Quantitative data were expressed as means ± SEM. The analysis of variance (ANOVA) was completed using a one-way ANOVA in GraphPad Prism 6 software pack. The analysis of survival data was completed using a log-rank (Mantel-Cox) test in GraphPad Prism 6 software pack. *P < 0.05 was considered statistically significant. No statistical methods were used to predetermine the sample size of the experiment.

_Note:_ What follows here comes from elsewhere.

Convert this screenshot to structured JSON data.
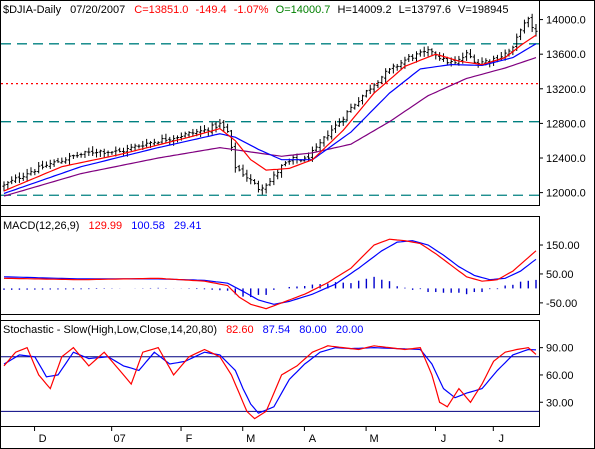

Acknowledgments: We thank the Microscopy Service Laboratory Core, Animal Study Core, Small Animal Imaging Facility, Animal Clinical Laboratory, Animal Histopathology Core Facility, Translation Pathology Lab, and UNC Flow Cytometry Core Facility for assistance with procedures in this manuscript. Funding: The UNC Flow Cytometry Core Facility is supported in part by P30CA016086 Cancer Center Core Support Grant to the UNC Lineberger Comprehensive Cancer Center. This work was supported by the University Cancer Research Fund from the University of North Carolina and R01CA178748 grant from the National Institutes of Health/National Cancer Institute. A.Z.W. was also supported by the National Institutes of Health Center for Nanotechnology Excellence Grant U54-CA151652. Author contributions: K.M.A., S.I.P., and A.Z.W. conceived and designed the experiments. K.M.A. and the UNC Animal Study Core performed the experiments and analyzed data. K.M.A. and A.Z.W. co-wrote the paper. All authors discussed the results and edited the manuscript at all stages. Competing interests: A.Z.W. is a cofounder and stockholder of Archimmune Therapeutics, which plans to license the technology results from this work. K.M.A. and A.Z.W. are inventors on a provisional patent related to this work filed by the University of North Carolina (no. 62/923060, filed 19 October 2019). The authors declare that they have no other competing interests. Data and materials availability: All data needed to evaluate the conclusions in the paper are present in the paper and/or the Supplementary Materials. Additional data related to this paper may be requested from the authors.